Le cri du cœur de Jeremy Rifkin à l’humanité.

Mahaut Engérant | Le Délit

Le nom de Jeremy Rifkin, pour les adeptes de cette discipline qu’est l’économie, en est un qui soulève une variété d’opinions. Si certaines des critiques sont assez féroces, lui reprochant un manque de rigueur scientifique, on ne peut nier que M. Rifkin a su se bâtir une renommée dans la communauté internationale comme l’un des experts de l’économie sociale les plus respectés. 

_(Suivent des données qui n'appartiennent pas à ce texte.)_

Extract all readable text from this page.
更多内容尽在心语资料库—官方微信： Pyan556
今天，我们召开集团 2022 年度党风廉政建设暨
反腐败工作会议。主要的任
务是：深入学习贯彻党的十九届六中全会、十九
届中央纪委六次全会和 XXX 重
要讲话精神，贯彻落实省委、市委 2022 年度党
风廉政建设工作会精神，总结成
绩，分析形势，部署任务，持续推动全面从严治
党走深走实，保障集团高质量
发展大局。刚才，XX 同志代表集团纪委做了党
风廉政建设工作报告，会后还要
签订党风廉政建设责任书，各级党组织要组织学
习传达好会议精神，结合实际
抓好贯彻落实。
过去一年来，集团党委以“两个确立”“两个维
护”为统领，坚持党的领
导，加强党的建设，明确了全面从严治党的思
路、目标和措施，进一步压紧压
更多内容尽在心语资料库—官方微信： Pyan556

C’est partiellement en raison de ce renom que le premier ministre Philippe Couillard, ainsi que l’équipe organisatrice du Forum des idées pour le Québec ont jugé bon d’inviter M. Rifkin à s’adresser aux participants. Cette conférence dont la 4e édition s’est tenue les 23, 24 et 25 septembre derniers à Saint-Lambert avait comme thème les politiques sociales du 21e siècle. M. Rifkin a longuement parlé des changements industriels et technologiques qui amèneraient notre planète vers la prochaine ère. Plus urgemment, il a souligné l’importance d’adapter nos économies et nos marchés à ce changement, afin de combattre le réchauffement climatique et d’assurer la survie de l’espèce humaine.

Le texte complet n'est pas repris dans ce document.